IEEE Transactions on Circuits and Systems for Video Technology | 2010
Hongjiang Xiao; Qionghai Dai; Xiangyang Ji; Wenwu Zhu
The multiple-input-multiple-output (MIMO) and cooperative communication are two state-of-the-art techniques to provide high-rate high-quality video communication services. By taking advantage of both techniques, this paper presents a novel joint source-channel coding (JSCC) framework for scalable video transmission over cooperative MIMO. In this framework, we first propose a cooperative MIMO architecture, which employs macro-micro power control strategy as a relaying protocol to determine the on/off mode of relays and the specific power allocation among them either by equal power amplification or by cooperative beamforming.
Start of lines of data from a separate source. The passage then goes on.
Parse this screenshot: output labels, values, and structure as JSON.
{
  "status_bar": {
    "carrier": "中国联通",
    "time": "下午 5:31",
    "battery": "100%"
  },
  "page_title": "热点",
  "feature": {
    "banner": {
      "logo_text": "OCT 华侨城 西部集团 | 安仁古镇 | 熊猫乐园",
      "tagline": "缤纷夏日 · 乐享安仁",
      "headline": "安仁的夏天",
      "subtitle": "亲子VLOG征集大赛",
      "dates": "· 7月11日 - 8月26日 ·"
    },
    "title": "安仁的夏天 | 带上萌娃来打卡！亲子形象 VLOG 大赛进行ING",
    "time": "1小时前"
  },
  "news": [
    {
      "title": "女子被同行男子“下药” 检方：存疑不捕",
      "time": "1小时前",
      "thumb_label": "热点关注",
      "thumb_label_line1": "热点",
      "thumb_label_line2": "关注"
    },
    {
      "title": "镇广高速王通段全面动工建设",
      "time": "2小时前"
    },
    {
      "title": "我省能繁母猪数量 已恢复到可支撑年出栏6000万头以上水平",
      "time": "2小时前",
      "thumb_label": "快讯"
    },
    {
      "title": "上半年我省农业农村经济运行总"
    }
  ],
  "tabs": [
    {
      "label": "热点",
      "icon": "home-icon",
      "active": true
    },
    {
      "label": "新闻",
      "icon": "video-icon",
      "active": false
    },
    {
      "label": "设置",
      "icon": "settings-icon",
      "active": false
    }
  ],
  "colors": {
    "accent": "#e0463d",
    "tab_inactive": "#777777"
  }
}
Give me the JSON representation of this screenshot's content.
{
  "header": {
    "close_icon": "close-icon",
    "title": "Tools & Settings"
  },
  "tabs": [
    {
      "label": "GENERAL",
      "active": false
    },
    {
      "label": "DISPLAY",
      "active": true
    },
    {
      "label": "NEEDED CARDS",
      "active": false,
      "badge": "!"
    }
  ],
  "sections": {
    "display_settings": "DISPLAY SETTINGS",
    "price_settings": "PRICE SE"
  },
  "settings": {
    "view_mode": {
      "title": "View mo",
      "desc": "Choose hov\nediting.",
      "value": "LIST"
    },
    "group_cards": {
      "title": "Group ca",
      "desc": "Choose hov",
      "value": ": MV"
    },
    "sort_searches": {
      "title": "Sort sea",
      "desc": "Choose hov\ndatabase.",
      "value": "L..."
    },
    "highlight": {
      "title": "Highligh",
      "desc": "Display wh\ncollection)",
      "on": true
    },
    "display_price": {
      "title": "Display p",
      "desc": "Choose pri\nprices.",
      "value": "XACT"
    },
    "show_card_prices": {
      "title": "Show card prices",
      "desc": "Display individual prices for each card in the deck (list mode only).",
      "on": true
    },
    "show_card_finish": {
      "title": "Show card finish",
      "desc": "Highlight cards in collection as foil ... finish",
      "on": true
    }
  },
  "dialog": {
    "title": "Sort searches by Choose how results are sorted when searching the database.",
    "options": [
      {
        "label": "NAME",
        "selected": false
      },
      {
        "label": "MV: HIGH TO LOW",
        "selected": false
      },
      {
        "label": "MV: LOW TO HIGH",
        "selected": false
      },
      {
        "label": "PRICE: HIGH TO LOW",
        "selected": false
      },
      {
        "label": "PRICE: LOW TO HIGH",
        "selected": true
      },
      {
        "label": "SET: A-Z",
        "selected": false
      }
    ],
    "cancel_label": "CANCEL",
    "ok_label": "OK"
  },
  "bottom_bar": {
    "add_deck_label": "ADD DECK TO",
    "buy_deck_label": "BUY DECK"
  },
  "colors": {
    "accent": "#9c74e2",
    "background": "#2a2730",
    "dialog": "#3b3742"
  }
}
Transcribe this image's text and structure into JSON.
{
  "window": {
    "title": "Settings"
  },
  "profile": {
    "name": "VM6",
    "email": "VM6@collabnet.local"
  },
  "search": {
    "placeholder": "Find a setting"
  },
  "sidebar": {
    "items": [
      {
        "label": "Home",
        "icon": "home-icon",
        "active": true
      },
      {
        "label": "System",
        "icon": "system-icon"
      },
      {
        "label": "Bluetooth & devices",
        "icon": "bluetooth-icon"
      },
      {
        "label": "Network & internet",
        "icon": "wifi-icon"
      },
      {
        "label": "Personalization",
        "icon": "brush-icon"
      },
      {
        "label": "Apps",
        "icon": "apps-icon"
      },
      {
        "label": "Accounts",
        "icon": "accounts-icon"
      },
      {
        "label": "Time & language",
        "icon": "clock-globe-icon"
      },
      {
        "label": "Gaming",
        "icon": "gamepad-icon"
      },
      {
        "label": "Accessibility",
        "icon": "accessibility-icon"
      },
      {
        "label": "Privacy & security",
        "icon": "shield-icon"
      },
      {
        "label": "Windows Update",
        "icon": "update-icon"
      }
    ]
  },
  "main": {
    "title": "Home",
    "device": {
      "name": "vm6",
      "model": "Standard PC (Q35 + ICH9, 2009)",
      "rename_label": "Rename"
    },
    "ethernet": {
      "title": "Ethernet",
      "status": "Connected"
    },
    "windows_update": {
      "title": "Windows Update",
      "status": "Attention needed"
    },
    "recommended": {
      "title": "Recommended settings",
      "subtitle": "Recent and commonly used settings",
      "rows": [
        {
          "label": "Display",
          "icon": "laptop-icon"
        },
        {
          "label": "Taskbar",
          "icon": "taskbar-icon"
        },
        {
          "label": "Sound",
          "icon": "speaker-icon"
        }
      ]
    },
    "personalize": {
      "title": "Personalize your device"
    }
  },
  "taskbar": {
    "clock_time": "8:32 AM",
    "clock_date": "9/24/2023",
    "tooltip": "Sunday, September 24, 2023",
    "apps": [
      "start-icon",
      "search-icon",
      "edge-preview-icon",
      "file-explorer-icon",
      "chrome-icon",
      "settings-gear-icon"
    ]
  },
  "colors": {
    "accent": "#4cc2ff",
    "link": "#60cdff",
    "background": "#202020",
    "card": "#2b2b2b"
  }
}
Then, an unequal error protection structure is proposed to protect the video layers with different importance levels by concatenating the rate-variable low-density parity-check codes and diversity-embedded space-time block codes. Moreover, for the purpose of channel adaptation, the switch of space-time codes is designed to achieve different diversity and multiplexing tradeoff points. Finally, the JSCC algorithm integrated with diversity-multiplexing-coding gain tradeoff is proposed to optimize the resources of cooperative system to improve the transmission quality of scalable video. Experimental results demonstrate the effectiveness of our proposed schemes.